There Is No “Science of Reading”

Diane Ravitch:

Given the fact that about half the states have now mandated that teachers teach “the science of reading,” it seems to be a good time to repost what I wrote on November 1, 2023. 

Some things never change. 

I wrote: 

One of my grandsons sent me an article about the national rush to mandate “the science of reading,” and it caused me to explain briefly (without boring him) the background of the latest panacea.

I didn’t tell him the history of the “reading wars,” which I researched and wrote about in Left Back (2000). I didn’t tell him that reading instruction has swung back and forth between the phonetic method and the “whole word” method since the introduction of public schooling in the first quarter of the 19th century. Horace Mann opposed phonics. But the popular McGuffey readers of that century were phonetic and included examples of good literature.

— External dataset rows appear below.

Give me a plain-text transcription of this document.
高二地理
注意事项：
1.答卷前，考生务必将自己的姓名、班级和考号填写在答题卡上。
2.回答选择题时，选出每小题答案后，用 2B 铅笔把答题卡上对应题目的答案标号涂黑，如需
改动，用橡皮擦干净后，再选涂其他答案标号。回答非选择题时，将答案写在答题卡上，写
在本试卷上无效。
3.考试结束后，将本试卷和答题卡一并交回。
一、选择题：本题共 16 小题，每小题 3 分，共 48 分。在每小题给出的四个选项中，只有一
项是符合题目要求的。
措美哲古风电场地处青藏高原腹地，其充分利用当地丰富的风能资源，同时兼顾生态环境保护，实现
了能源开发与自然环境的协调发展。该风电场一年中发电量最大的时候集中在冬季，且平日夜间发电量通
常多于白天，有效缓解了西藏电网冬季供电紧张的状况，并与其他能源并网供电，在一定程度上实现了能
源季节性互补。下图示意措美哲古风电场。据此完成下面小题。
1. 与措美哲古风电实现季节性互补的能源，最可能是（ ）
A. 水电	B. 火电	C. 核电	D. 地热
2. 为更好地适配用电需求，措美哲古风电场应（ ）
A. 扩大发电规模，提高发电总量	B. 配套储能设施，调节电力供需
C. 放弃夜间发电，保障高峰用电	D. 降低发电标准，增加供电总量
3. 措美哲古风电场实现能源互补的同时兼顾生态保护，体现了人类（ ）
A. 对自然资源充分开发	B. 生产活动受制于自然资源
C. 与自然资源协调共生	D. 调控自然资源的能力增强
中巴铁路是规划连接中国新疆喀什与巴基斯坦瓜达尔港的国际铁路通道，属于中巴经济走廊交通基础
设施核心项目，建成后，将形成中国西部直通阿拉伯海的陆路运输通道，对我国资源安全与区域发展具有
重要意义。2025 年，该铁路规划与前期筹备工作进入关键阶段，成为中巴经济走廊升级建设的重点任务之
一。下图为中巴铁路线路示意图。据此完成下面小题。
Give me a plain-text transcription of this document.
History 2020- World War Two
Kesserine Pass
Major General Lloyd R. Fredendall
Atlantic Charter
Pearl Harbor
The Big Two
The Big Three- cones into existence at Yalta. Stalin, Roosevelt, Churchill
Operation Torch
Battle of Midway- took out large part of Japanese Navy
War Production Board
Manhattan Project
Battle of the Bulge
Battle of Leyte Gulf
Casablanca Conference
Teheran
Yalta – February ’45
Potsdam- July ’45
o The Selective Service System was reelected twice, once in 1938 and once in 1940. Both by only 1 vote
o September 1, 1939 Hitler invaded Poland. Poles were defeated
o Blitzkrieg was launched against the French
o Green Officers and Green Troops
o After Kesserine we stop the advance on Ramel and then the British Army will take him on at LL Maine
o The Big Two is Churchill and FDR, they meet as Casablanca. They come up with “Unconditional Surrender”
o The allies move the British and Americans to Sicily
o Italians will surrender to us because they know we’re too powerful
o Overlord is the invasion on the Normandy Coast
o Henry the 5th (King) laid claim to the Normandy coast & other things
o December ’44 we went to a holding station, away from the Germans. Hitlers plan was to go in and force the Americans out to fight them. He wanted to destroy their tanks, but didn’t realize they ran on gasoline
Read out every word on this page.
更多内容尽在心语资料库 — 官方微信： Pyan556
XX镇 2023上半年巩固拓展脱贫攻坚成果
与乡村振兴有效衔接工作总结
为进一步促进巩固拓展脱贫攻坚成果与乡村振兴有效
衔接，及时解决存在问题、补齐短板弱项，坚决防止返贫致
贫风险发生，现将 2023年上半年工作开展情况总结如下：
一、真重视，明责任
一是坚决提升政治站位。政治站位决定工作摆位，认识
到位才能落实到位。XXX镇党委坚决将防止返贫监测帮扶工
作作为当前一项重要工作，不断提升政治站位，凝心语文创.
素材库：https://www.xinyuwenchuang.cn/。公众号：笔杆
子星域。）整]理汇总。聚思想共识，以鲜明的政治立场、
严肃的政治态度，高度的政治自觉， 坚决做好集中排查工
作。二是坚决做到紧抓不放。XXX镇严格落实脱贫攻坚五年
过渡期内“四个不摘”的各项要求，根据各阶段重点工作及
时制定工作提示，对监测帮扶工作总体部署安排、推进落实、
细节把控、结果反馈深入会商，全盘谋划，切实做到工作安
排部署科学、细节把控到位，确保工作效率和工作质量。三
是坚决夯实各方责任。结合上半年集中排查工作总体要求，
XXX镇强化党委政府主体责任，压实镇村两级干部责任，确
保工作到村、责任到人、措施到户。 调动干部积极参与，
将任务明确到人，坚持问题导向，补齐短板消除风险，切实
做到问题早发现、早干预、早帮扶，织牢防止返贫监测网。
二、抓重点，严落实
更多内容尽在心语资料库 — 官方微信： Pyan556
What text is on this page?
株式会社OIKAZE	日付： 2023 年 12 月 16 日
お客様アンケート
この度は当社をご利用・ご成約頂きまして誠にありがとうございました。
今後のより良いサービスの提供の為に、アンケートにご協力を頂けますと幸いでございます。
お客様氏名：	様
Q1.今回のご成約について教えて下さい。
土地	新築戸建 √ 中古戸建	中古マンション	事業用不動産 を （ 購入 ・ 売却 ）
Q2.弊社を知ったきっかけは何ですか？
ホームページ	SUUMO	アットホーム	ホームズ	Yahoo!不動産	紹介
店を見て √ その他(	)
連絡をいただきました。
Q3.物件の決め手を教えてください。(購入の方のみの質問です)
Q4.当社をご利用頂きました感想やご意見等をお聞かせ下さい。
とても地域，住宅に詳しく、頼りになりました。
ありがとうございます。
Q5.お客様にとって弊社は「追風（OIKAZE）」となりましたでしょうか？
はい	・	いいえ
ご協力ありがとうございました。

In 1930, the Dick-and-Jane readers were introduced, and they swept the country. Unlike the McGuffey readers, they featured pictures of children (white and suburban), they used simple words that could be easily recognized, and they were bright and colorful. By the 1950s, Dick and Jane style readers were used in about 80% of American schools. They relied on the whole word method, also known as look-say. 

In 1955, this national consensus was disrupted by the publication of Rudolf Flesch’s wildly popular book, Why Johnny Can’t Read, which castigated the look-say method and urged a revival of phonics. The fervor for phonics then is similar to the fervor now. 

But the debate about which method was best quickly became politicized. “Bring back phonics” was the battle cry of very conservative groups, who lambasted the whole-word method as the conspiratorial work of liberal elites. Phonics thus was unfairly tarnished as a rightwing cause.